Like I said, I'm a woman's studies major, I think about feminism and feminist related issues all day. I've thought about the politics of clothing and shoe and makeup choices before, and I will probably consider them again. Hell, maybe I'll write a paper/blog/book on performing gender through fashion choices.
That's cool. And I have lived a good portion of feminism, from the end of the first wave, through the second, and then the third. I suspect I'll live to see at least a couple more. I haven't found feminist writings to be that interesting - the basics seem all too self evident to me, if one is a student of history and an interested observer in human interactions and proclivities.
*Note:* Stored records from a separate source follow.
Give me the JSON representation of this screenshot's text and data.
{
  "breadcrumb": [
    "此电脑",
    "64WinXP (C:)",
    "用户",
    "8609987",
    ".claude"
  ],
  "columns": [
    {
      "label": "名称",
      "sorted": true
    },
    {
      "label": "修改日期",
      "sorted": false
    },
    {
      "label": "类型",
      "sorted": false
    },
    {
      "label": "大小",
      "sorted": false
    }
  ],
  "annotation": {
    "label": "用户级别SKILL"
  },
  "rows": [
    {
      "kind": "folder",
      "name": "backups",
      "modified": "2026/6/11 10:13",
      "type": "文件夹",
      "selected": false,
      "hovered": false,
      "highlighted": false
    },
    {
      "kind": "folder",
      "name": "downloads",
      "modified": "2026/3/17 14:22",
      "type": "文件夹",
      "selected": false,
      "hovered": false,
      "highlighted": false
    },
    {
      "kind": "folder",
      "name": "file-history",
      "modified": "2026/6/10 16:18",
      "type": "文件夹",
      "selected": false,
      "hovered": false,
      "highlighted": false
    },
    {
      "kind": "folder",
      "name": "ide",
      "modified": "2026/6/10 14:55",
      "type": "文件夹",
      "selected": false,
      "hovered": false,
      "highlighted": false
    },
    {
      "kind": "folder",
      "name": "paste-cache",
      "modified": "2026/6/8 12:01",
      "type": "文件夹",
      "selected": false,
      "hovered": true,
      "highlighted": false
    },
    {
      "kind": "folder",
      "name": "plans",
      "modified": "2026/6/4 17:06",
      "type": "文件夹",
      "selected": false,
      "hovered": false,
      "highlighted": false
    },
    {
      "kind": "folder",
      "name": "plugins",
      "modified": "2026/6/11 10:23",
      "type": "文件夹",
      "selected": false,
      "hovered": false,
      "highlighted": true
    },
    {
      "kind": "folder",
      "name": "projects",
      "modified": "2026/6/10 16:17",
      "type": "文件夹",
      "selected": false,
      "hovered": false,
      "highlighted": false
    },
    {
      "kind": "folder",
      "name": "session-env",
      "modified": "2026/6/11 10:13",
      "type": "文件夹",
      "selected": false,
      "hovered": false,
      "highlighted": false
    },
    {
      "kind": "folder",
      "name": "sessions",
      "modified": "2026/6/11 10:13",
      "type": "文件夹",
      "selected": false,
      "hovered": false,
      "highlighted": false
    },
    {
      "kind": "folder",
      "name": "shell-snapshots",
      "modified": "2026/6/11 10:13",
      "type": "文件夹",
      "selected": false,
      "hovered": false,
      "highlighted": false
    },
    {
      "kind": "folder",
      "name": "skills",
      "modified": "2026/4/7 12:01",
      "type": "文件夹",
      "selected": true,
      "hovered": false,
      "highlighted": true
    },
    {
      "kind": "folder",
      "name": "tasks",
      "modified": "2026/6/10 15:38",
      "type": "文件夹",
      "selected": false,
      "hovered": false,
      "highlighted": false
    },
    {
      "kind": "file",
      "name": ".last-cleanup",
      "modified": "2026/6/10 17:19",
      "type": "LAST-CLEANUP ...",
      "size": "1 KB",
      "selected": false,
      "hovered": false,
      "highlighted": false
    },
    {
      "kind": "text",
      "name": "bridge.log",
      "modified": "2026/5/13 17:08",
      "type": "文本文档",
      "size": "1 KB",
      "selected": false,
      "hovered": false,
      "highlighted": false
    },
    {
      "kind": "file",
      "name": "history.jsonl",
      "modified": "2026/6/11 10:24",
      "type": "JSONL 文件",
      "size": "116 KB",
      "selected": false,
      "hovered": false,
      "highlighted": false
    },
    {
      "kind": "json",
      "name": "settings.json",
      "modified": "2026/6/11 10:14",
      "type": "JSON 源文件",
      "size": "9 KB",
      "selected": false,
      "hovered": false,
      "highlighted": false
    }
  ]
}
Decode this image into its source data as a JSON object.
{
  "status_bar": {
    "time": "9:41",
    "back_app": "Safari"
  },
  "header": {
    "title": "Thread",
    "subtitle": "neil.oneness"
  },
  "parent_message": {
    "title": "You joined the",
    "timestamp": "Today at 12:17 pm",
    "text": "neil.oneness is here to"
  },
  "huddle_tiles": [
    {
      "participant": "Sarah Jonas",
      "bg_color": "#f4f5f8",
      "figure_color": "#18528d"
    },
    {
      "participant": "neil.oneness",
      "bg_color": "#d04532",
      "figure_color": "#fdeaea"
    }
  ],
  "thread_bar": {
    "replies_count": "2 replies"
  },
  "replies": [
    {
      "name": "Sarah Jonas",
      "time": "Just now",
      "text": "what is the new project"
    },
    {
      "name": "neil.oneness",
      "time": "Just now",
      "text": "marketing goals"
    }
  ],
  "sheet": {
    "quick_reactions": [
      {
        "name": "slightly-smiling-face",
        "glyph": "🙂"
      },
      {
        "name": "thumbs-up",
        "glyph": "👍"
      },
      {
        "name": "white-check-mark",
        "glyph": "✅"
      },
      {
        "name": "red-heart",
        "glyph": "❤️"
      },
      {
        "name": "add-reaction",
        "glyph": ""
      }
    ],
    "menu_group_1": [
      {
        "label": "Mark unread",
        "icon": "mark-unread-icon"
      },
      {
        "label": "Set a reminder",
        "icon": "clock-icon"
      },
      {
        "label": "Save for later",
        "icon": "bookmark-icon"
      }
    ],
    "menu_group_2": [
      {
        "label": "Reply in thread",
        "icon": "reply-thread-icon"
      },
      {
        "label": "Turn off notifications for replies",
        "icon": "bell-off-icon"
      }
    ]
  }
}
Feminist studies also seem to me to come from a position of privilege, much like books about the strategy of war are written either by generals or by observers of war, not by soldiers fighting in the trenches.
I still choose to wear makeup, because makeup makes me happy.
That's cool - we all need to do what gets us through the day.
The goal of (my) feminism is not to make women men,
I don't see that ever happening, since I do believe that there are biological differences. I'm happy to be a woman, and if I had another life to lead, would choose to lead it as a woman.
but to create a world in which gender doesn't matter,
Gender will always matter - it's part of who we are. If it didn't matter, there wouldn't be people who know that they are stuck in the wrong type of body.
and where the default gender is not "male" and everything else is a lesser variation.
Sure, that's how most of the world currently sees it. But you know what? The reason that I am happy that I am female rather than male, that, if given another life and a choice, I would choose to once again be a woman, is because I think, believe and feel that there is more potential there, in being female rather than male. It's only societal expectations, and our willingness/eagerness to conform to them that continues to hold us back. I've known more unique, truly independent, truly marching to their own drummer, women than I have known men. And none of them has given a tinker's damn about hwo they look, the face that they present, or how they are perceived by others. They're too busy pursuing their passions and living their lives.
That means in my feminist utopia, all genders can choose to wear makeup if they want to, or choose to go bare faced if they want to, and face no repercussions from the gender-police if their choice doesn't conform.
And in my utopia, superficialities like appearance won't matter, and no one will need to put on a mask.